We're trending in the right direction

Leading offshore drilling contractor Transocean (RIG 0.50%) was one of several companies seeing notable improvements in the market. CEO Jeremy Thigpen ran through some key trends on the company's recent second-quarter call:

[W]e're extremely pleased with the direction of the high specification harsh environment market where our top tier assets are fully utilized. Day rates are approaching and, in some cases, exceeding $400,000 per day. ... And while we're somewhat frustrated with the pace and trajectory of the ultra-deepwater market, we remind ourselves that we have moved off the bottom and are clearly in the early stages of what we expect will be a much broader recovery. ... We have spent the last several years positioning ourselves [for this recovery] by establishing the offshore drilling industry's largest and most profitable backlog, providing us with unparalleled visibility to future cash flows.

As Thigpen notes, the company has seen a definite improvement in two of the offshore drilling market's most important metrics: day rates and utilization. As those trends continue, the company and its peers will be able to make more money, since they'll have more rigs working at higher rates.

An offshore drilling rig and tanker with the sun setting in the background.

Image source: Getty Images.

We see an acceleration ahead

Olivier Le Peuch, the new CEO of leading oilfield service contractor Schlumberger (SLB 0.35%), also noted similar positives on that company's second-quarter call. First, he pointed out that shallow water rig activity improved by 14% during the second quarter. Meanwhile, he said that deepwater "is seeing less growth of rig activity at the moment, more single digit." Those trends should become even more pronounced in the coming quarters.
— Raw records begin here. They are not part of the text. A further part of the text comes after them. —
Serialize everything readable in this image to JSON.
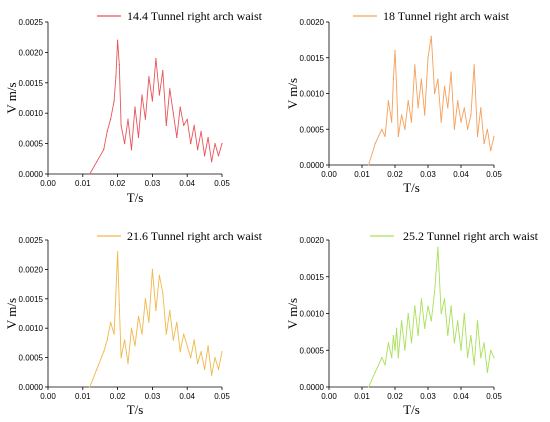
{
  "chart_data": [
    {
      "type": "line",
      "xlabel": "T/s",
      "ylabel": "V m/s",
      "xlim": [
        0,
        0.05
      ],
      "ylim": [
        0,
        0.0025
      ],
      "xticks": [
        "0.00",
        "0.01",
        "0.02",
        "0.03",
        "0.04",
        "0.05"
      ],
      "yticks": [
        "0.0000",
        "0.0005",
        "0.0010",
        "0.0015",
        "0.0020",
        "0.0025"
      ],
      "legend_position": "top-right",
      "series": [
        {
          "name": "14.4 Tunnel right arch waist",
          "color": "#e8545a",
          "x": [
            0.012,
            0.014,
            0.016,
            0.017,
            0.018,
            0.019,
            0.0195,
            0.02,
            0.0205,
            0.021,
            0.022,
            0.023,
            0.024,
            0.025,
            0.026,
            0.027,
            0.028,
            0.029,
            0.03,
            0.031,
            0.032,
            0.033,
            0.034,
            0.035,
            0.036,
            0.037,
            0.038,
            0.039,
            0.04,
            0.041,
            0.042,
            0.043,
            0.044,
            0.045,
            0.046,
            0.047,
            0.048,
            0.049,
            0.05
          ],
          "y": [
            0.0,
            0.0002,
            0.0004,
            0.0007,
            0.0009,
            0.0012,
            0.0016,
            0.0022,
            0.0018,
            0.0008,
            0.0005,
            0.0009,
            0.0004,
            0.0011,
            0.0006,
            0.0013,
            0.0009,
            0.0016,
            0.0012,
            0.0019,
            0.0013,
            0.0017,
            0.0008,
            0.0014,
            0.001,
            0.0006,
            0.0011,
            0.0008,
            0.0009,
            0.0005,
            0.0008,
            0.0004,
            0.0007,
            0.0003,
            0.0006,
            0.0002,
            0.0005,
            0.0003,
            0.0005
          ]
        }
      ]
    },
    {
      "type": "line",
      "xlabel": "T/s",
      "ylabel": "V m/s",
      "xlim": [
        0,
        0.05
      ],
      "ylim": [
        0,
        0.002
      ],
      "xticks": [
        "0.00",
        "0.01",
        "0.02",
        "0.03",
        "0.04",
        "0.05"
      ],
      "yticks": [
        "0.0000",
        "0.0005",
        "0.0010",
        "0.0015",
        "0.0020"
      ],
      "legend_position": "top-right",
      "series": [
        {
          "name": "18 Tunnel right arch waist",
          "color": "#f5a05a",
          "x": [
            0.012,
            0.014,
            0.016,
            0.017,
            0.018,
            0.019,
            0.0195,
            0.02,
            0.0205,
            0.021,
            0.022,
            0.023,
            0.024,
            0.025,
            0.026,
            0.027,
            0.028,
            0.029,
            0.03,
            0.031,
            0.032,
            0.033,
            0.034,
            0.035,
            0.036,
            0.037,
            0.038,
            0.039,
            0.04,
            0.041,
            0.042,
            0.043,
            0.044,
            0.045,
            0.046,
            0.047,
            0.048,
            0.049,
            0.05
          ],
          "y": [
            0.0,
            0.0003,
            0.0005,
            0.0004,
            0.0009,
            0.0006,
            0.0012,
            0.0016,
            0.0011,
            0.0004,
            0.0007,
            0.0005,
            0.0009,
            0.0006,
            0.0014,
            0.0008,
            0.0012,
            0.0007,
            0.0015,
            0.0018,
            0.001,
            0.0012,
            0.0006,
            0.0011,
            0.0008,
            0.0013,
            0.0005,
            0.0009,
            0.0006,
            0.0008,
            0.0005,
            0.0007,
            0.0014,
            0.0004,
            0.0008,
            0.0003,
            0.0005,
            0.0002,
            0.0004
          ]
        }
      ]
    },
    {
      "type": "line",
      "xlabel": "T/s",
      "ylabel": "V m/s",
      "xlim": [
        0,
        0.05
      ],
      "ylim": [
        0,
        0.0025
      ],
      "xticks": [
        "0.00",
        "0.01",
        "0.02",
        "0.03",
        "0.04",
        "0.05"
      ],
      "yticks": [
        "0.0000",
        "0.0005",
        "0.0010",
        "0.0015",
        "0.0020",
        "0.0025"
      ],
      "legend_position": "top-right",
      "series": [
        {
          "name": "21.6 Tunnel right arch waist",
          "color": "#f0b84a",
          "x": [
            0.012,
            0.014,
            0.016,
            0.017,
            0.018,
            0.019,
            0.0195,
            0.02,
            0.0205,
            0.021,
            0.022,
            0.023,
            0.024,
            0.025,
            0.026,
            0.027,
            0.028,
            0.029,
            0.03,
            0.031,
            0.032,
            0.033,
            0.034,
            0.035,
            0.036,
            0.037,
            0.038,
            0.039,
            0.04,
            0.041,
            0.042,
            0.043,
            0.044,
            0.045,
            0.046,
            0.047,
            0.048,
            0.049,
            0.05
          ],
          "y": [
            0.0,
            0.0003,
            0.0006,
            0.0008,
            0.0011,
            0.0009,
            0.0016,
            0.0023,
            0.0014,
            0.0005,
            0.0008,
            0.0004,
            0.001,
            0.0007,
            0.0012,
            0.0009,
            0.0015,
            0.0011,
            0.002,
            0.0013,
            0.0019,
            0.0016,
            0.0009,
            0.0013,
            0.0008,
            0.0011,
            0.0006,
            0.0009,
            0.0007,
            0.0005,
            0.0008,
            0.0004,
            0.0006,
            0.0003,
            0.0007,
            0.0002,
            0.0005,
            0.0003,
            0.0006
          ]
        }
      ]
    },
    {
      "type": "line",
      "xlabel": "T/s",
      "ylabel": "V m/s",
      "xlim": [
        0,
        0.05
      ],
      "ylim": [
        0,
        0.002
      ],
      "xticks": [
        "0.00",
        "0.01",
        "0.02",
        "0.03",
        "0.04",
        "0.05"
      ],
      "yticks": [
        "0.0000",
        "0.0005",
        "0.0010",
        "0.0015",
        "0.0020"
      ],
      "legend_position": "top-right",
      "series": [
        {
          "name": "25.2 Tunnel right arch waist",
          "color": "#a8e05a",
          "x": [
            0.012,
            0.014,
            0.016,
            0.017,
            0.018,
            0.019,
            0.0195,
            0.02,
            0.0205,
            0.021,
            0.022,
            0.023,
            0.024,
            0.025,
            0.026,
            0.027,
            0.028,
            0.029,
            0.03,
            0.031,
            0.032,
            0.033,
            0.034,
            0.035,
            0.036,
            0.037,
            0.038,
            0.039,
            0.04,
            0.041,
            0.042,
            0.043,
            0.044,
            0.045,
            0.046,
            0.047,
            0.048,
            0.049,
            0.05
          ],
          "y": [
            0.0,
            0.0002,
            0.0004,
            0.0003,
            0.0006,
            0.0004,
            0.0007,
            0.0005,
            0.0008,
            0.0004,
            0.0009,
            0.0005,
            0.001,
            0.0006,
            0.0011,
            0.0007,
            0.0012,
            0.0008,
            0.0011,
            0.0009,
            0.0013,
            0.0019,
            0.001,
            0.0012,
            0.0007,
            0.0011,
            0.0006,
            0.0009,
            0.0005,
            0.001,
            0.0004,
            0.0007,
            0.0003,
            0.0009,
            0.0004,
            0.0006,
            0.0002,
            0.0005,
            0.0004
          ]
        }
      ]
    }
  ]
}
That's because the industry is on track to make additional final investment decisions on deepwater projects during the third and fourth quarters. "That would translate in further growth and acceleration of deepwater as we expect into next year," according to Schlumberger's CEO.
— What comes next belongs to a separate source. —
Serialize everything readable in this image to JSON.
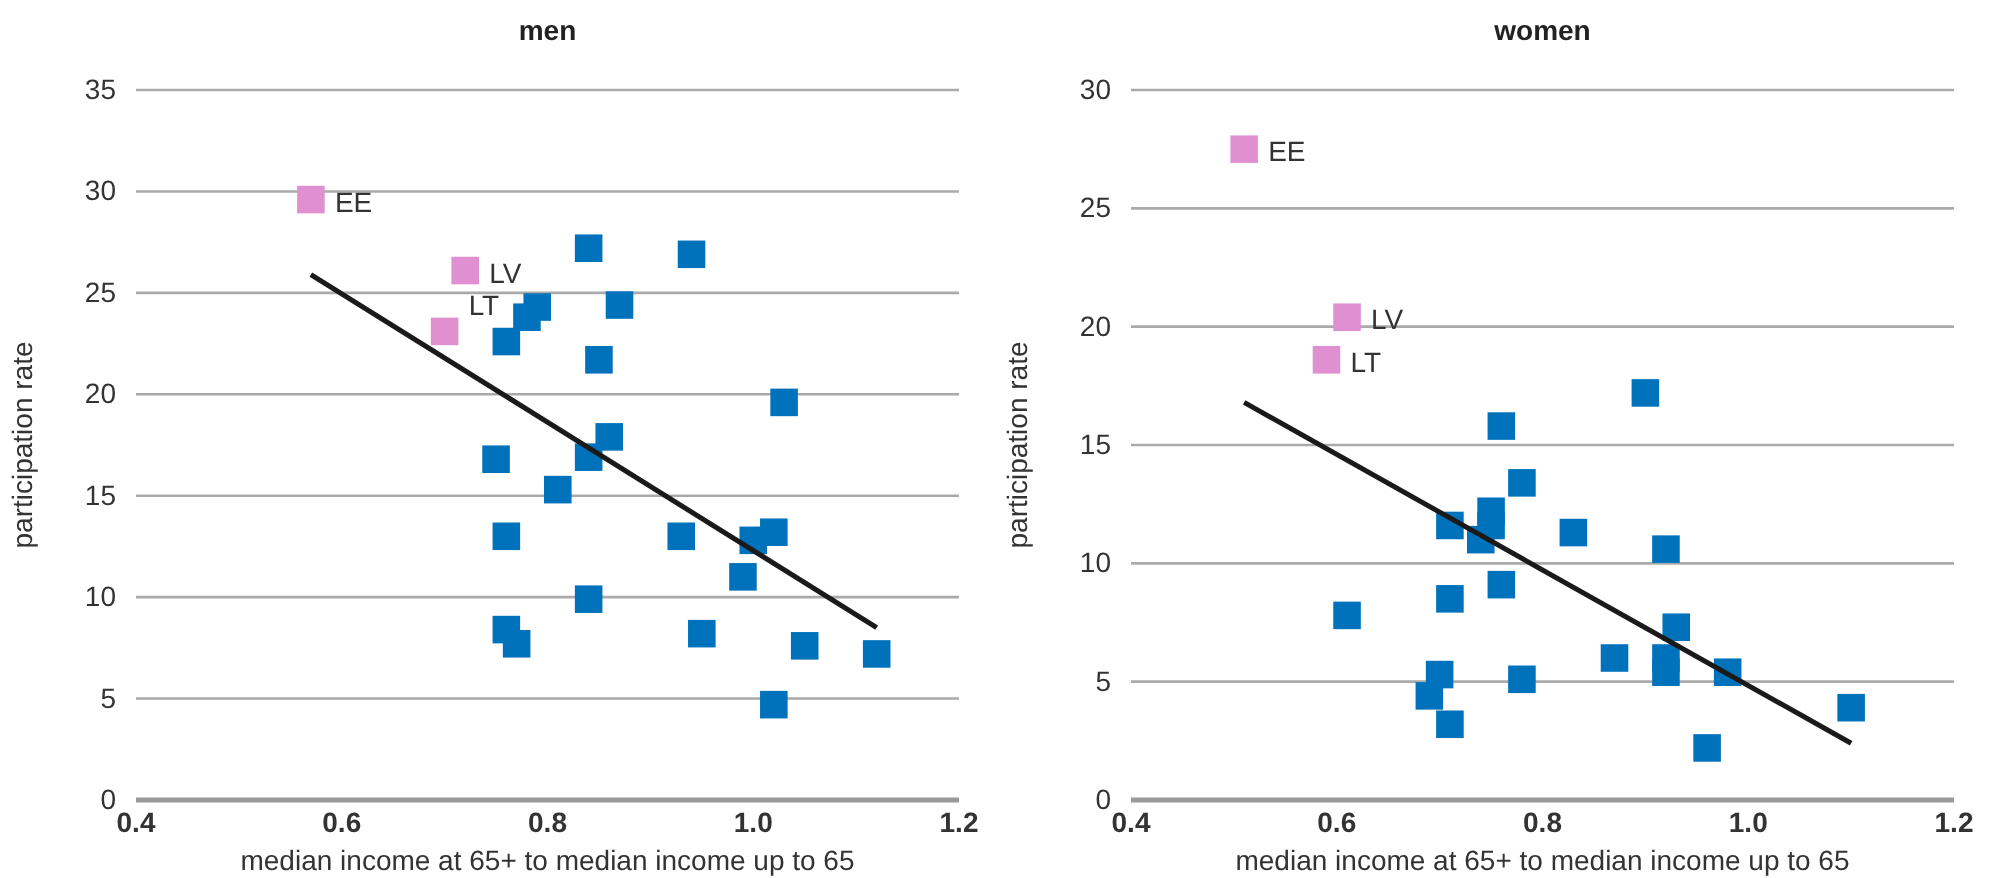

We're in the early innings of a long game

Clay Williams, CEO of oilfield equipment maker National Oilwell Varco (NOV 0.90%) also sees several positives ahead for the offshore drilling market. An analyst on the company's second-quarter call stated that it seemed like the industry has recently hit an inflection point where orders are improving. That's driving the view that a sustainable multiyear recovery could be taking hold. Williams agreed with that sentiment, and stated:

I think it speaks to the long-term view that the operators have in the offshore. These are very long term projects and so our experience has been that the offshore operators are less reactive to kind of near-term commodity prices. They've taken their time over the last 4 or 5 years on working down costs and re-engineering these projects and getting comfort around the economic viability of these things because they're multiyear, sometimes multi-decade undertakings that they're embarking on. And given the rising level of inquiries and interest in the offshore that we hear from our drilling contractor customers, given the fact that the number of jackups for instance under contract picked up, I think, in Q2 over Q1, there are some signs out there that activity is starting to march upward and our belief is that the operators that are undertaking that activity will do so with conviction and commitment and follow through. So we're very hopeful that this is a market, just moving more slowly for instance in North America, but it's good to see it going up into the right somewhat.
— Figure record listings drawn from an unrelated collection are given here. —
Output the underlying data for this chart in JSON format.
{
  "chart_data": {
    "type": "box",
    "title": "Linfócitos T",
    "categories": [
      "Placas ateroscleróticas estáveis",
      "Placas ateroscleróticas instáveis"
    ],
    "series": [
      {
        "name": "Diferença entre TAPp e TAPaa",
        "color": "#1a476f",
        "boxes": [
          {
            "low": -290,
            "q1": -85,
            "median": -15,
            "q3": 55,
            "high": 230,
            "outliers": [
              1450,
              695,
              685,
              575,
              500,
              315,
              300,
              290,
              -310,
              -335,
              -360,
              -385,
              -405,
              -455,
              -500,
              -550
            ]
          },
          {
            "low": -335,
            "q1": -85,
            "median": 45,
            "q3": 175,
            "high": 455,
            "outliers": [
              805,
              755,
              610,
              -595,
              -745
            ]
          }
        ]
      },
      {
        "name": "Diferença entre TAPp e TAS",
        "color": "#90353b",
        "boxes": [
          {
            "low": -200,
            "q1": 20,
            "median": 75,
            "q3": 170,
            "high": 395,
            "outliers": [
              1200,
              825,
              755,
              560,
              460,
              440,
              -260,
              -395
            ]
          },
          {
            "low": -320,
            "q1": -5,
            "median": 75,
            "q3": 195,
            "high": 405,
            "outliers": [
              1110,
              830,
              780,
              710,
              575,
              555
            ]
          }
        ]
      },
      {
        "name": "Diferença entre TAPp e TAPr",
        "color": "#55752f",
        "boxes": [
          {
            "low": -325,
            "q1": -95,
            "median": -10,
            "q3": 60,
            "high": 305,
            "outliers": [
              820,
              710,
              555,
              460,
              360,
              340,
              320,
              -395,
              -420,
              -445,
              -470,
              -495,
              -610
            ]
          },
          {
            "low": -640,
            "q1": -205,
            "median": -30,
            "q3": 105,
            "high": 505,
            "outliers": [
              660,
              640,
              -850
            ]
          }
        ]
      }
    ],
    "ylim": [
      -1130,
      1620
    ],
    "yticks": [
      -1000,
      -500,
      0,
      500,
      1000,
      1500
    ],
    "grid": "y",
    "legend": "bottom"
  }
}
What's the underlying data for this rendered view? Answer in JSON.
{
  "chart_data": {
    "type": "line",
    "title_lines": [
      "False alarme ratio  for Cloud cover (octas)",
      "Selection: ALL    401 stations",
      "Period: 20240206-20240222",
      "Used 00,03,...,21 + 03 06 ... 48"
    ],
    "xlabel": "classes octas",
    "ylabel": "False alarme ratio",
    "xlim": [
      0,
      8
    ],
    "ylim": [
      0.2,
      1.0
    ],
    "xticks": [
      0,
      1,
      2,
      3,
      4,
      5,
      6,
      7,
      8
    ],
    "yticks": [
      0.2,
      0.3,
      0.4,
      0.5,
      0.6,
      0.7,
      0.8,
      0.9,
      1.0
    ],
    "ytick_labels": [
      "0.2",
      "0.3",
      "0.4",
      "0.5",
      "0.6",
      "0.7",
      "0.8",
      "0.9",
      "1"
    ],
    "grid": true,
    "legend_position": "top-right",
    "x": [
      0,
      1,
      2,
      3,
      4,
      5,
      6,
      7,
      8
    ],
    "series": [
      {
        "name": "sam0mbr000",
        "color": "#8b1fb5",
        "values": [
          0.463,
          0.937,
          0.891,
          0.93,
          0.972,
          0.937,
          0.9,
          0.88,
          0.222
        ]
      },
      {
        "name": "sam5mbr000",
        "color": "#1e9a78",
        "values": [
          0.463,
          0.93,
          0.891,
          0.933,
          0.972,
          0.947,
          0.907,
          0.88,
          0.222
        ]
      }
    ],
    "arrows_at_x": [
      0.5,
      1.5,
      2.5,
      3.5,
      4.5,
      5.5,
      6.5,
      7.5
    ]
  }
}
As Williams' points out, oil companies have been deliberate in planning their offshore returns. They spent years driving down costs so that these investments would pay off at lower oil prices. While they're taking things slowly, industry activity levels are improving. That trend will continue since oil companies are approving an increasing number of these long-term projects.

Better days are up ahead

The offshore drilling market might not be improving as fast as the industry anticipated, but it is beginning to bounce back. That's evident in the fact that activity levels, day rates, and utilization were all on the rise during the second quarter. Those trends will likely continue since oil companies are methodically approving more long-term projects, which will boost demand for drilling rigs. This outlook suggests that offshore drilling stocks could bounce back over the next several years as this recovery continues.